Ensuring interoperability among the U.S. services is only one aspect of joint operations. Future conflicts likely will be waged within a coalition environment, and a growing information technology gap between the United States and Europe poses challenges for a networked battlespace. The general notes the problems facing planners, but emphasizes that the United States will not cut back on its technology modernization to give the allies a chance to catch up.

“We are not going to slow down because they are behind us,” Gen. Kellogg declares. “We cannot afford to do that. The U.S. military must remain the pre-eminent military in the world when it comes to technology. Our job is to protect our personnel and ensure that we give them the tools to win the battle.”
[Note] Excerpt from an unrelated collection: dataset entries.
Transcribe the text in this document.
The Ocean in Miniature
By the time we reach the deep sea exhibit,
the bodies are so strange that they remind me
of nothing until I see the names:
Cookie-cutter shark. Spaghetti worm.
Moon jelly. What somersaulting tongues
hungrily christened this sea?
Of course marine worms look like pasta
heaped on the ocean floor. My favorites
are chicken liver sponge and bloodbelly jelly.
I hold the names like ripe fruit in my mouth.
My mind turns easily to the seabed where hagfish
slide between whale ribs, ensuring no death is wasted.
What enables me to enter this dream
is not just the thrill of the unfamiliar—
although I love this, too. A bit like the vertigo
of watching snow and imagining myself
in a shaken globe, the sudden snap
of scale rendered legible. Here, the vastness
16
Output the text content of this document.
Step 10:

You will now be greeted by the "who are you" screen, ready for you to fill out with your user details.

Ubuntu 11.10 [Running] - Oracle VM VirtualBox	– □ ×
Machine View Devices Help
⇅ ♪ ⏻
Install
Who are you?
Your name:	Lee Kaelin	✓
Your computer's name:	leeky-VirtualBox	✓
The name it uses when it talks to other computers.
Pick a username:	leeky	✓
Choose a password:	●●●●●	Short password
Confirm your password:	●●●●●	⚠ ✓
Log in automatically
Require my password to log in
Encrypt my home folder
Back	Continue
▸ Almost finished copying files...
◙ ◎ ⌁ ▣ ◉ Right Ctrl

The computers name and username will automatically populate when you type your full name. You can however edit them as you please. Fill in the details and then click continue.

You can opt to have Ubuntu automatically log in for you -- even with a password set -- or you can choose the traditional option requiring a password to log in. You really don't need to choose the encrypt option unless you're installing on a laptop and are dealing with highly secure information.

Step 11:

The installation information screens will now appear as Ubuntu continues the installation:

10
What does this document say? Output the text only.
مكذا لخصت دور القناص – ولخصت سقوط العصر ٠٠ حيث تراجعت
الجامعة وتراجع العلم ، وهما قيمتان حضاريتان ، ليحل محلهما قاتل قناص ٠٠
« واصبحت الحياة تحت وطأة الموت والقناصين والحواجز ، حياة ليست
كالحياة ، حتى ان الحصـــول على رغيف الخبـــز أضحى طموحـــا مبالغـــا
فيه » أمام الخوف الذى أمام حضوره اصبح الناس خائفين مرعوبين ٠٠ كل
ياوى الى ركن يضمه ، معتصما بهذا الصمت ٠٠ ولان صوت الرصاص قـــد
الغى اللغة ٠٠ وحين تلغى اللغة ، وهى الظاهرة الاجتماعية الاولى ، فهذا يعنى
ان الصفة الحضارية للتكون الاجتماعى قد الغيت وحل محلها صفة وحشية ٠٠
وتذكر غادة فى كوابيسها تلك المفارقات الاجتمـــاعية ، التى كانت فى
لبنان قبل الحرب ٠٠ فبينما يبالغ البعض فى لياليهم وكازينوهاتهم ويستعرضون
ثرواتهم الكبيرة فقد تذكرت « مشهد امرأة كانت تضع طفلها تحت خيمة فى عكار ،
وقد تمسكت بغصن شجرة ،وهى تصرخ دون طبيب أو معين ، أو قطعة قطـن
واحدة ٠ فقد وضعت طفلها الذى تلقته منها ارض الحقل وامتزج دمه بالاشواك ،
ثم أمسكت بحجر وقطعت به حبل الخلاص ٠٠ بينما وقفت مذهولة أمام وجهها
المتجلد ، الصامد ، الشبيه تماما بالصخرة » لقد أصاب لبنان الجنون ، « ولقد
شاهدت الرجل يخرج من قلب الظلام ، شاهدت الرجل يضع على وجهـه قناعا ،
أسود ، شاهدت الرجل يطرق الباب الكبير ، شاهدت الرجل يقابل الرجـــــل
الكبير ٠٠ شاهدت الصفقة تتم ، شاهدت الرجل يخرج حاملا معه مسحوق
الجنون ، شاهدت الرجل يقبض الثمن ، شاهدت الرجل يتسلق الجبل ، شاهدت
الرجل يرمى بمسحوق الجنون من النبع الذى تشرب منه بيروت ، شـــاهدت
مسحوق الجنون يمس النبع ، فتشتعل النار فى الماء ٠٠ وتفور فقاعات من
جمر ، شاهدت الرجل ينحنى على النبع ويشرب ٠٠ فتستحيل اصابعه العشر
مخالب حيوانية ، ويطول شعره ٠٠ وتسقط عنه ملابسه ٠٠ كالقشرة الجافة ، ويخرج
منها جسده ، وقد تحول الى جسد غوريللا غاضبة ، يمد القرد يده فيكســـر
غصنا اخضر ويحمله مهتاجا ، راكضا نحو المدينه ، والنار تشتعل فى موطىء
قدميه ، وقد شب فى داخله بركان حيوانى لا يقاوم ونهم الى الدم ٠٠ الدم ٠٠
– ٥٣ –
He continues that the intent is to share that technology “to the best degree possible.” However, the ability to accomplish this comes down to funding. Command and control digitization is a very expensive proposition, as the U.S. Army is discovering. The Army is digitizing its forces in a phased approach because it does not have the funds to digitize the entire Army in the near term. Other nations have similar budgetary concerns.

The only way to offset this digital gap is to build relationships through liaison teams among allied nations. Even so, coalition operations likely will feature “a high-low mix, and you will have to accept that,” he states. The U.S. military has accepted a high-low mix, as some Army units are digitized while others are not. Coalitions will have to endure the same conditions.

The United States is not going to “give away” its high-technology systems, he continues, and allies do not have the money to catch up. Accordingly, allied forces must determine ways to bridge the gap in some select areas. “What you probably will see are very narrow linkages between the United States and coalition partners,” Gen. Kellogg suggests.